L’artiste mexicain hyperréaliste Ruben Orozco a créé la figure énigmatique, intitulée « Bihar » (« Demain » en basque) pour une campagne de la Fondation BBK – la branche caritative du prêteur espagnol Kutxabank – pour encourager le débat sur la durabilité.

L’objectif est que les gens sachent que « leurs actions peuvent nous couler ou nous maintenir à flot », a déclaré l’artiste au site d’information espagnol Nius.

Au fur et à mesure que les marées montent et descendent, la figurine en fibre de verre de 120 kg (264 lb) est submergée et découverte chaque jour, ce qui, selon BBK, était une réflexion sur ce qui pourrait arriver « si nous continuons à parier sur des modèles non durables » comme ceux qui contribuent au changement climatique. .

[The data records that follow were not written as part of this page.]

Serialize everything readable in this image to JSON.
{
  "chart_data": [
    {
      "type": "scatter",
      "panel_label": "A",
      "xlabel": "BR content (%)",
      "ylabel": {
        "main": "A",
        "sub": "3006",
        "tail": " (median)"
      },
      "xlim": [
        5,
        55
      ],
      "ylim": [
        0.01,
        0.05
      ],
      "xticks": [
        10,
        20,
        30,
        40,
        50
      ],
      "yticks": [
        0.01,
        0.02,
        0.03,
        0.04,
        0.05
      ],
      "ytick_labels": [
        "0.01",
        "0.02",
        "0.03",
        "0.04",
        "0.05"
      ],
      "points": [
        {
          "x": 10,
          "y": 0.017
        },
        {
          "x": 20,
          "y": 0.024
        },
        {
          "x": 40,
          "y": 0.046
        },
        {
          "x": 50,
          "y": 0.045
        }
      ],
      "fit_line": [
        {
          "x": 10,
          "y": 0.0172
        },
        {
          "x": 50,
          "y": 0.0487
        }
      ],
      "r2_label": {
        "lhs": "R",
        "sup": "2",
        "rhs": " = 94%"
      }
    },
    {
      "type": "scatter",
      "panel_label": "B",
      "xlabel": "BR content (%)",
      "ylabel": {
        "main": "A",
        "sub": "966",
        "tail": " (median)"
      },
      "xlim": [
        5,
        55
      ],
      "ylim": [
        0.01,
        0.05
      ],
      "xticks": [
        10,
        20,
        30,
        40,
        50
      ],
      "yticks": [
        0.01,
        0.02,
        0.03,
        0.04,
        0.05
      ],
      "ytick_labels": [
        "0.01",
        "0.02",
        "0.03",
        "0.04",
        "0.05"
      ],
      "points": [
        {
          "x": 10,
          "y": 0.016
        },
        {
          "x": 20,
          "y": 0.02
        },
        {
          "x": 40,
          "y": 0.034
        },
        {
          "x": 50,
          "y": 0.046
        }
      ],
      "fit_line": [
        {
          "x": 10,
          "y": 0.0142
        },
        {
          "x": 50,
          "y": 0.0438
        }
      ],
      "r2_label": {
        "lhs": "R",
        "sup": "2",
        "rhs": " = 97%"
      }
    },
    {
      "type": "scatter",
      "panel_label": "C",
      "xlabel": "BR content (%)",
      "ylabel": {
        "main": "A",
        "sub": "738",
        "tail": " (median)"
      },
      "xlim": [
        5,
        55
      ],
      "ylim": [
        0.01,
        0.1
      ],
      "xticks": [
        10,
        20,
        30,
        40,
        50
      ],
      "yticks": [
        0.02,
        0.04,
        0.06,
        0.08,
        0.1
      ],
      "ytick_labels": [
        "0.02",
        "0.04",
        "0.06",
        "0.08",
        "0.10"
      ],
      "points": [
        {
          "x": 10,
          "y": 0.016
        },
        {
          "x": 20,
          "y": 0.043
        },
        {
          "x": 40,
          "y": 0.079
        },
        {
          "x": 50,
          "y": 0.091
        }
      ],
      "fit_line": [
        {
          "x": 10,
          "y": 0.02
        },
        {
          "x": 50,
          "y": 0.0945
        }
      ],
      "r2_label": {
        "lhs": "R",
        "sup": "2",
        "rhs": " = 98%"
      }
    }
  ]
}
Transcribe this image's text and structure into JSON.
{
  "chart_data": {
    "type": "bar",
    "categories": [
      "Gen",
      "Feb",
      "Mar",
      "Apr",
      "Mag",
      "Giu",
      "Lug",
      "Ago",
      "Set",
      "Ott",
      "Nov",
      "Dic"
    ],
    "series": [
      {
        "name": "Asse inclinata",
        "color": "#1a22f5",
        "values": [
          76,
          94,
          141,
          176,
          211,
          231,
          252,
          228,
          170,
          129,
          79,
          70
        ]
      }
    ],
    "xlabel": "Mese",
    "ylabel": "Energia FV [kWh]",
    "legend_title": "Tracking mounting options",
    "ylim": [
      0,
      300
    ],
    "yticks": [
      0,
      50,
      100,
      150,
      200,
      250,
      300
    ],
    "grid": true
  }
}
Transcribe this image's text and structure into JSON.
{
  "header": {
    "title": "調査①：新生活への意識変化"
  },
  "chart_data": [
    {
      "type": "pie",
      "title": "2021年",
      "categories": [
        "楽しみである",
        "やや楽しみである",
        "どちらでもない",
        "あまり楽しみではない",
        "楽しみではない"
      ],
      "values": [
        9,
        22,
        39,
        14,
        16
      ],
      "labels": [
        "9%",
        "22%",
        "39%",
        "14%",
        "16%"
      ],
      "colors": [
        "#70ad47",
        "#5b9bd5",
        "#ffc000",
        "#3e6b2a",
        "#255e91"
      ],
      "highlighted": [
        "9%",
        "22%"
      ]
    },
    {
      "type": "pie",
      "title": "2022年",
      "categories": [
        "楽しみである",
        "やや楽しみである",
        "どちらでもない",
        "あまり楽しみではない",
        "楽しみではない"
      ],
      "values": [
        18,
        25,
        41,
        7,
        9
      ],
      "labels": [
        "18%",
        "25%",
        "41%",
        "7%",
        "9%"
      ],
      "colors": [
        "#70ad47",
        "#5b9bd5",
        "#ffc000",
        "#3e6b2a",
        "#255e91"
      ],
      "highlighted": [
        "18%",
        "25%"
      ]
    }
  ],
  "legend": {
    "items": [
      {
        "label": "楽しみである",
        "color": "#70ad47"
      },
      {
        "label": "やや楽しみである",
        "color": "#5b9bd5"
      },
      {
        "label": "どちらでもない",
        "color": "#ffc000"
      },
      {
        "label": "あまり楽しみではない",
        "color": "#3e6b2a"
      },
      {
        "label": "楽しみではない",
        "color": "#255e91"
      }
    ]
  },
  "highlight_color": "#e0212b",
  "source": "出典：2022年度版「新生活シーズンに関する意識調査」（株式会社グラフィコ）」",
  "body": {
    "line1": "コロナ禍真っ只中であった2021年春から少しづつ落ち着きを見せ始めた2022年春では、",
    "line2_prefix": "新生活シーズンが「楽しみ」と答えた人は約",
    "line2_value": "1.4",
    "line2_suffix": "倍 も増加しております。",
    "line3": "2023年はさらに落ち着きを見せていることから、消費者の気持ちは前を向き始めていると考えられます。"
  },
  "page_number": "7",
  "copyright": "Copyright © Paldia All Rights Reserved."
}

Les habitants de Bilbao se sont réveillés jeudi dernier à l’installation après qu’elle ait été emmenée en bateau et descendue dans la rivière près du centre-ville au milieu de la nuit.

Une sculpture en fibre de verre intitulée « Bihar » (Demain en basque), de l’artiste hyperréaliste mexicain Ruben Orozco, est immergée dans la rivière Nervion à Bilbao, en Espagne, le 27 septembre 2021. REUTERS/Vincent West TPX IMAGES DU JOUR

« Au début, cela me donnait une sensation de stress, quand la majeure partie du visage était hors de l’eau, mais maintenant cela me donne de la tristesse, beaucoup de tristesse », a déclaré la visiteuse Triana Gil.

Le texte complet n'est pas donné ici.